Interesante trabajo con sello andaluz. Un nuevo estudio en el que participa la Universidad de Granada revela que los modelos de visión generativa profunda pueden sintetizar imágenes de satélite altamente realistas, útiles para ilustrar futuros eventos climáticos como inundaciones, reforestaciones y el retroceso del hielo marino.
En este trabajo ha participado la investigadora del instituto DaSCI, Universidad de Granada Natalia Díaz, en colaboración con varios centros de investigación y fundaciones de Estados Unidos, Canadá, Alemania y Reino Unido, entre los que se encuentra el Massachusetts Institute of Technology (MIT).

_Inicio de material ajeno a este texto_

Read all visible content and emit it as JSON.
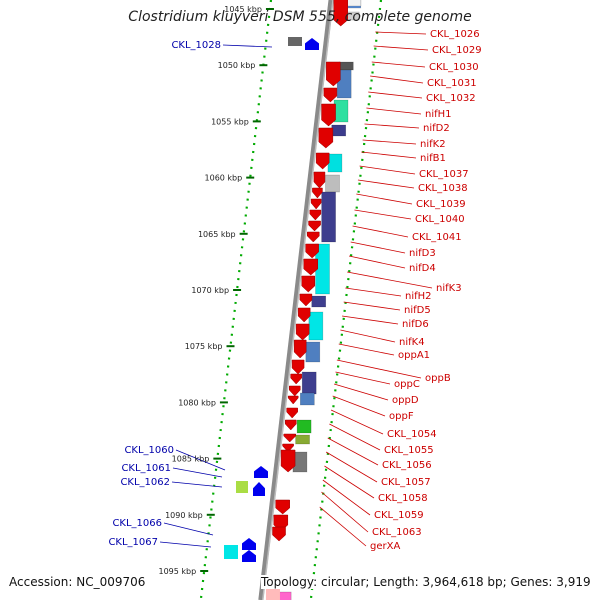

Para abordar este problema, el equipo ha utilizado una red generativa adversarial (pix2pixHD) que crea imágenes de satélite sintéticas de inundaciones futuras o el resultado de acciones positivas como la reforestación. Aunque el modelo es capaz de generar imágenes realistas, tiende a 'alucinar' inundaciones en áreas incorrectas.
La solución propuesta a este problema combina aprendizaje profundo con mapas de segmentación generados por modelos de inundación basados en la física. Este enfoque mejorado no solo supera al modelo de aprendizaje profundo puro, sino también a soluciones manuales, al reducir significativamente los errores de predicción y mejorar la fiabilidad de las imágenes.
El equipo científico ha evaluado la capacidad de generalización de su método utilizando distintos conjuntos de datos de teledetección y eventos climáticos, incluyendo la reforestación y la fusión del hielo marino ártico.
De la misma forma, ha puesto a disposición de la comunidad científica su código, nueva métrica y un extenso conjunto de datos, que incluye más de 30.000 tripletas de imágenes HD etiquetadas para traducción de imagen a imagen guiada por segmentación, equivalente a 5,5 millones de imágenes a resolución 128x128.